Критику я стала писать, потому что мне была важна возможность некоторого
(небольшого, но при этом для меня не чисто символического) заработка в рамках
интересной и новой для меня профессии. Говорить о литературе — вообще для меня
самое приятное занятие, правда, скорее устно, чем письменно. У меня одно из
самых приятных воспоминаний в жизни — как мы сидели с поэтом Сашей Авербухом в
Тель-Авиве на пляже, разговаривали, и я параллельно думала: «Надо же, какое
счастье — я и на море, и разговариваю с приличным человеком о литературе!».
— Кто из
поэтов прошлого или современников вам особенно важен? С кем вы
«разговариваете», кому возражаете? Или вы пишете о том, о чем другие молчат, и
кроме вас об этом сказать некому?
— Мне важны все современные поэты, которых я
читаю, кто-то по принципу притяжения, кто-то по принципу отталкивания, что не
менее значимо. Пожалуй, у меня есть любимые поэты, в разное время — разные, но называть ни любимых, ни важных я не буду, потому что десять
назовёшь, а одиннадцатый обидится, а этот одиннадцатый, может, самый важный и
есть, только к слову в этот момент не пришёлся. Диалогов глобально я ни с
какими поэтами не веду, то есть нет такого поэта,
который был бы моим собеседником постоянно, да и локально такое бывает очень
редко, хотя и бывает. Например, стихотворение «Где советский дёргает нерв
жидовская нотка…» — это некоторым образом реплика, отвечающая Марии Галиной, её
книге «На двух ногах». Я написала его после презентации ее книги у нас в
городе, и при этом отчётливо воспринимала, что это я с ней разговариваю. Были
стихи, также написанные как внутренние реплики, после книги Кирилла Кобрина «Где-то в Европе», но формально это не поэтическая
книжка. Но вообще такие случаи для меня очень единичны.
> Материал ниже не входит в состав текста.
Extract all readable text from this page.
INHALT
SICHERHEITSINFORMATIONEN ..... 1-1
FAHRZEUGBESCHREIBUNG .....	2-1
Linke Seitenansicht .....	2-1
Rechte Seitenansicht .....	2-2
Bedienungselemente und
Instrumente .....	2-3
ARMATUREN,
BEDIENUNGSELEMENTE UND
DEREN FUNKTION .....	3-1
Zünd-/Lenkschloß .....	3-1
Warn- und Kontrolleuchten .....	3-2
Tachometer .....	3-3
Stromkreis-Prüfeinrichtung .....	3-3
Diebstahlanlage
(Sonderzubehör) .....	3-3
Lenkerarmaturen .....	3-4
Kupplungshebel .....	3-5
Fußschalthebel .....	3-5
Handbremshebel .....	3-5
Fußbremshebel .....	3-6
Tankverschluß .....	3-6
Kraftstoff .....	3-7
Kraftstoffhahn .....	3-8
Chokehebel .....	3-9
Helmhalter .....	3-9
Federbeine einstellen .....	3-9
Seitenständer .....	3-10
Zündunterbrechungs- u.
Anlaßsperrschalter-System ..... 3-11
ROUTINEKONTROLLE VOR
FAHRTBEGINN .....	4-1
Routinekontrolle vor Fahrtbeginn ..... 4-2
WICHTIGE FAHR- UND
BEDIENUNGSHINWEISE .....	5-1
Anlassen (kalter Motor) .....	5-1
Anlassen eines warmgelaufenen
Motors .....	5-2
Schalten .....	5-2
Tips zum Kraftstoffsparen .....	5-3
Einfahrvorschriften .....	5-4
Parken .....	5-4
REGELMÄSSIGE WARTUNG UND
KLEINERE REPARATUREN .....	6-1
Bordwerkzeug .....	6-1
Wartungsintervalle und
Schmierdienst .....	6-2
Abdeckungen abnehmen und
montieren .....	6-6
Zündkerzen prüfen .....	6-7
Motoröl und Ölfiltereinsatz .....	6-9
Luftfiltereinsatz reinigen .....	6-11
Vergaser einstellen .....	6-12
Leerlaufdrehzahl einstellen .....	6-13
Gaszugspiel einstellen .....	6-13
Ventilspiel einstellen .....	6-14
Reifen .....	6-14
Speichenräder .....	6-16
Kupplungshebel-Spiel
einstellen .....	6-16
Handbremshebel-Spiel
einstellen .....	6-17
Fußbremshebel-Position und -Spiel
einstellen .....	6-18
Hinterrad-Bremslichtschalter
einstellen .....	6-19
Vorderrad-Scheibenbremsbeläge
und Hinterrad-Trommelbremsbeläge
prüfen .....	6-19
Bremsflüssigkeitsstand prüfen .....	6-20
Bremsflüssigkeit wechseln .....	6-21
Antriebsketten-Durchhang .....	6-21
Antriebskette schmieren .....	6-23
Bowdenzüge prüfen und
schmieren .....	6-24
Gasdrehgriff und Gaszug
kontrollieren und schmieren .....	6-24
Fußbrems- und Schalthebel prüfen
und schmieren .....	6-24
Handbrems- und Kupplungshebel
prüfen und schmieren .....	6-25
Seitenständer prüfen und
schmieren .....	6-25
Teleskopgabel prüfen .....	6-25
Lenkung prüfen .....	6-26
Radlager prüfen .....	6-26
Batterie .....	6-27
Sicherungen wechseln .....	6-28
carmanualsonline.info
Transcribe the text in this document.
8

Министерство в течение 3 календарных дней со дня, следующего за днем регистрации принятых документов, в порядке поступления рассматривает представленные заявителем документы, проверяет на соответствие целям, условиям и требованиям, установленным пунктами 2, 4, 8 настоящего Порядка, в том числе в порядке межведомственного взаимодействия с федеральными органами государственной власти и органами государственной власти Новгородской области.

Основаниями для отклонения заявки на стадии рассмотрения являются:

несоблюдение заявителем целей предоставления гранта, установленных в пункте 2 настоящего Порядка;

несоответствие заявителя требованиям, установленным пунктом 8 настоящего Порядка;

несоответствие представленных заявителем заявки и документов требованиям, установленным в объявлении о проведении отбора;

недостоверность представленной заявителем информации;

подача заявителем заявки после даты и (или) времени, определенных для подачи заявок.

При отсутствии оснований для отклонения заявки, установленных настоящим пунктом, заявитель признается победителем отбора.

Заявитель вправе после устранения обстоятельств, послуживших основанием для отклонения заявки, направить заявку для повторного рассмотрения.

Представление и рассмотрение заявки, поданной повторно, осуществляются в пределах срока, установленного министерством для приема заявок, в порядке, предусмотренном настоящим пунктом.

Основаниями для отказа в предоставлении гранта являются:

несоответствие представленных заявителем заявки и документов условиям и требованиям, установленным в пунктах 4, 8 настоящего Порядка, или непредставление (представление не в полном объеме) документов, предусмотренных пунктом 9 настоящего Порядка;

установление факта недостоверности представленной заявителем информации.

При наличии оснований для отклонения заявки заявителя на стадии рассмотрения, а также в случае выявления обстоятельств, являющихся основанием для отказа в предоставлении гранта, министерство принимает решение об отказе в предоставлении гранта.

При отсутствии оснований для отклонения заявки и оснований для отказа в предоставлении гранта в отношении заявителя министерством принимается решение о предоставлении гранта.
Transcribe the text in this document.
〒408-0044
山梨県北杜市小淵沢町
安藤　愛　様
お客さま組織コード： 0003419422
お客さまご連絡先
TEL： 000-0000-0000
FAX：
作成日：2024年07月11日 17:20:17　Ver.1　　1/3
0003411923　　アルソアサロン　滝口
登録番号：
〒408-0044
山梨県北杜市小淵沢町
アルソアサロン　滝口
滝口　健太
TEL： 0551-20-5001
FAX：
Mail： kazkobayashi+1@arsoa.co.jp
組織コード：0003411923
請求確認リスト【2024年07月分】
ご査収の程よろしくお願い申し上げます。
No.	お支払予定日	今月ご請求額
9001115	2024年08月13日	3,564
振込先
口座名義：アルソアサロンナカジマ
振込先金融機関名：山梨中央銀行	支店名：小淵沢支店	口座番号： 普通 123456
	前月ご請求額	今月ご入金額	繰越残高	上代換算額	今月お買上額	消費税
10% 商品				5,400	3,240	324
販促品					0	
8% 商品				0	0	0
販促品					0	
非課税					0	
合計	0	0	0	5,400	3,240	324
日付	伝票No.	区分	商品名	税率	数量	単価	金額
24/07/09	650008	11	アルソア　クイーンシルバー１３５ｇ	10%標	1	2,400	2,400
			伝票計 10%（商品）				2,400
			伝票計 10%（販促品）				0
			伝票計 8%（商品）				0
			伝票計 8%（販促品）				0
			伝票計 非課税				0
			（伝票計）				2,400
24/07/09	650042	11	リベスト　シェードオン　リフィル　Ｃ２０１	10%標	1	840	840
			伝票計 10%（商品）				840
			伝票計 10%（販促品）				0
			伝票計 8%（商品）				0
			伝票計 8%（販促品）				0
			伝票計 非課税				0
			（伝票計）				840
Я не думаю, что говорю о тех вещах, о которых другие молчат — у всех же
примерно одинаковый круг проблем, но видят все это по-разному и говорят
соответственно: говорят своими словами о том, что видят своими глазами.
Из поэтов прошлого для меня особенно важна лианозовская школа и прежде всего Сатуновский.
В тот период, когда я стихи не писала, я про себя очень подробно
теоретизировала, какие стихи должны быть, какие бы мне хотелось читать, а потом
прочла в монографии Владислава Кулакова «Поэзия как факт», что такие стихи уже
есть. И ещё для меня, как для всех поэтов моего поколения, очень важен Егор Летов. Ведь это не просто очень хорошие, экзистенциально
важные стихи, но и практически единственные стихи, которые звучали для нас
вслух, и не в качестве песен. Разумеется, они отложились.
— Что бы
вы чувствовали, думали, делали, если б ваши стихи не были востребованы? Если б
их не печатали, не читали? Если бы пришлось говорить в кромешную пустоту?
— А я так и думаю, что не печатают и не читают.
Полагаю, все так думают. Даже Стивен Кинг.